Of course, many ‘wine histories’ have been written over the years. Our friend and colleague Tim James’ Wines of the New South Africa is probably the last most comprehensive. But published in 2013, the time might well be right for someone (if not him) to an update. Nevertheless, it counts as a (modern) classic on my shelve.
Among other classics are, of course, Louis Leipoldt’s 300 Years of Cape Wine (1952). Just the other day I reread his impassioned plea to local wine to “be regarded as a national asset and a communal boon”.
Leipoldt’s elegant, easy-reading prose may well be something to inspire those who, these days, so often complain about “uptight wine-writing”.
As informative and yet also so charmingly engaging (because of the humour) is the famous Wines of the Cape by C. de Bosdari (also 1952). Published by the famous Dutchman August (‘Guus’) Aimé Balkema, it utilised the skills of the Count Cosmo Diodono de Bosdari to write to delight and inform. (Balkema employed him for a number of other ‘cultural’ guides, including architecture.)
Other classics often paged, include The White Wines of South Africa (W.A. de Klerk, Krige & McNally, Balkema, 1967), Spirit of the Vine (Opperman, H&R, 1968, for the KWV), Wynland – Padlangs deur die Wynroete (Scholtz & Breytenbach, Buren,1969), Red Wine in South Africa (Biermann, Buren, 1971) and one of my all-time favourites The Complete Book of South African Wine by John Kench, Phyllis Hands & David Hughes (Struik, 1983).

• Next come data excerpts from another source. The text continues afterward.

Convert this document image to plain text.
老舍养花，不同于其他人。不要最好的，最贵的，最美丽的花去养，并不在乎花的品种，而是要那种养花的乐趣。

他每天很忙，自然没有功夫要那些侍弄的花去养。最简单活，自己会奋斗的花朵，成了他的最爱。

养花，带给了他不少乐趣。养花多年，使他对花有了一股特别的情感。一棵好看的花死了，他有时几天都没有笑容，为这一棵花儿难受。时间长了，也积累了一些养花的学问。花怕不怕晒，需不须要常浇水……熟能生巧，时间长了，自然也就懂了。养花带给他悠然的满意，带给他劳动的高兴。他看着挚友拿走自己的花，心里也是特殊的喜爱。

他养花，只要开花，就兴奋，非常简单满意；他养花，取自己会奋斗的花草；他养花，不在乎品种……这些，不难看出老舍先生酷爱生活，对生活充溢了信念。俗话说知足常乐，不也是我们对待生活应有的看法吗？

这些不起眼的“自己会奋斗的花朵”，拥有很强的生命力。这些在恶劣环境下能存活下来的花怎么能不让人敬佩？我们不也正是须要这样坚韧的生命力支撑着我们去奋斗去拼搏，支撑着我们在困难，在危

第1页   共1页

If you wonder about my librarian details in the previous paragraphs, it seems apt to pay some form of tribute to those who did set out to write lyrical prose and/or give insightful information about that “natural asset” which should be toasted during these year-end festive times.
By the way, second-hand copies of wine books make excellent festive gifts. Do check out your local book hawker.
- Melvyn Minnaar has written about art and wine for various local and international publications over the years. The creativity that underpins these subjects is an enduring personal passion. He has served on a few “cultural committees”.